A Nightmare on Elm Street (1984)
Many of you probably know Freddie Krueger, but most people, including Johnny Depp’s fans, have no idea he starred in this old atmospheric horror movie. Johnny Depp came to Hollywood as an aspiring musician, but thanks to his buddy Nick Cage landed a role as one of Freddie Krueger’s victims in the first instalment of the movie series.

 

 

Cry-Baby (1990)
Cry-Baby is one of the most badass rock-n-roll musicals ever made, with Johnny Depp playing the leading role of a bad boy with a quirky side. This John Water’s creation was an ideal playground for Depp to explore his unusualness, and so he did! The ordinary bad-boy-meets-good-girl trope plays out in an unexpected way in this movie with more than enough weird moments.

 

 

Edward Scissorhands (1990)
Tim Burton’s cult movie is not only adorably romantic, gothic, and philosophical on so many levels, but it also has started a whole era of Burton-Depp collaborations that gave us more incredible movies than we can count. It was also the movie that drastically changed the direction Johnny Depp’s career was going from a handsome teenage heartthrob to a risk-taker interested in complex roles.


What’s Eating Gilbert Grape (1993)
This is a more down-to-earth story about love, destiny, and all the hardships in-between. Johnny Depp confessed that for some reason he was having trouble filming this movie, nevertheless, he did a great job portraying a young man who had to take care of his obese mother and young mentally-disabled brother, all the while falling in love.

 

 

Arizona Dream (1993)
The only time Emir Kusturica made a movie in America he invited an Oscar-worthy cast. Set against the desolate landscape of Arizona, this movie is as absurd and surreal as one can imagine. Johnny Depp’s magnetic performance is one of the things that make it so compelling despite being utterly weird.

 

 

Don Juan DeMarco (1994)
One of those rare roles that showcased Johnny Depp’s hot and handsome romantic side, rather than the weird and bizarre one.
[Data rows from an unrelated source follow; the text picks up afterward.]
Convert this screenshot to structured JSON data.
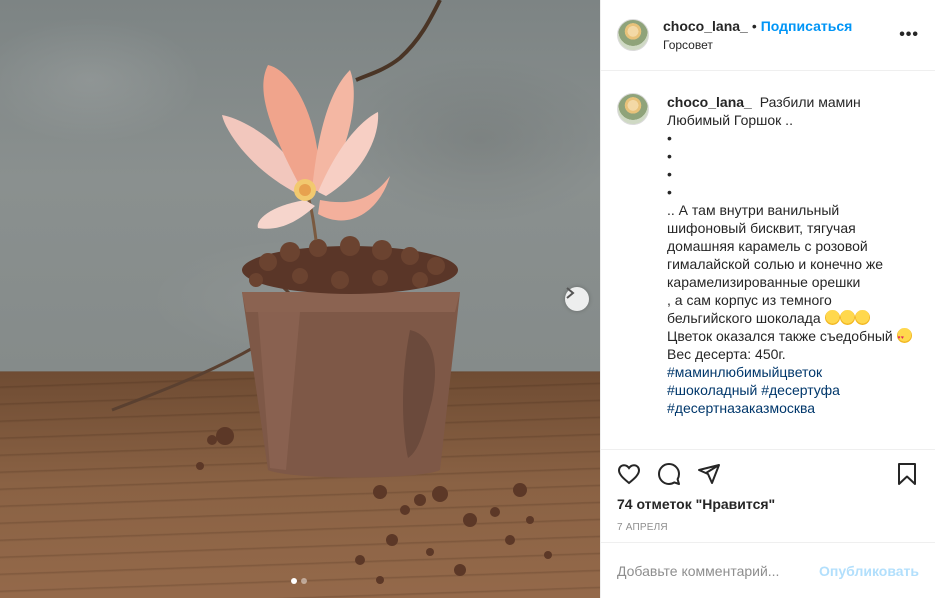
{
  "post": {
    "username": "choco_lana_",
    "separator": "•",
    "follow_label": "Подписаться",
    "location": "Горсовет",
    "more_label": "•••"
  },
  "caption": {
    "username": "choco_lana_",
    "text_first": "Разбили мамин Любимый Горшок ..",
    "bullets": [
      "•",
      "•",
      "•",
      "•"
    ],
    "line_1": ".. А там внутри ванильный шифоновый бисквит, тягучая домашняя карамель с розовой гималайской солью и конечно же карамелизированные орешки",
    "line_2": ", а сам корпус из темного бельгийского шоколада",
    "line_3": "Цветок оказался также съедобный",
    "line_4": "Вес десерта: 450г.",
    "hashtags": [
      "#маминлюбимыйцветок",
      "#шоколадный",
      "#десертуфа",
      "#десертназаказмосква"
    ]
  },
  "actions": {
    "likes": "74 отметок \"Нравится\"",
    "date": "7 апреля"
  },
  "comment_box": {
    "placeholder": "Добавьте комментарий...",
    "publish_label": "Опубликовать"
  },
  "carousel": {
    "slide_count": 2,
    "active_index": 0
  },
  "icons": {
    "like": "heart-icon",
    "comment": "comment-icon",
    "share": "share-icon",
    "save": "bookmark-icon",
    "next": "chevron-right-icon"
  },
  "colors": {
    "accent": "#0095f6",
    "hashtag": "#00376b",
    "publish_disabled": "#b2dffc",
    "muted": "#8e8e8e"
  }
}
Don Juan DeMarco is a story about a supposedly delusional man who thinks he is the actual Don Juan DeMarco (played by Johnny Depp) and the psychiatrist (played by Marlon Brando) who is trying to fix him, yet in the process realizes that he and his relationship with his wife are the ones that need fixing. It’s a tender story about love and devotion. It had all the potential to become super cheesy, but great acting saved it!

 

 

Dead Man (1995)
This is one of the lesser known Johnny Depp’s roles, although the director is none other than Jim Jarmusch himself. This grainy, black-and-white, Western-y movie tells a story of an accountant who, through a series of unfortunate events, becomes a trigger-happy outlaw, gets wounded, and is accompanied to the ocean by a Native American man, who believes that this Blake is actually Blake-the-poet. Sounds surreal? Because it is!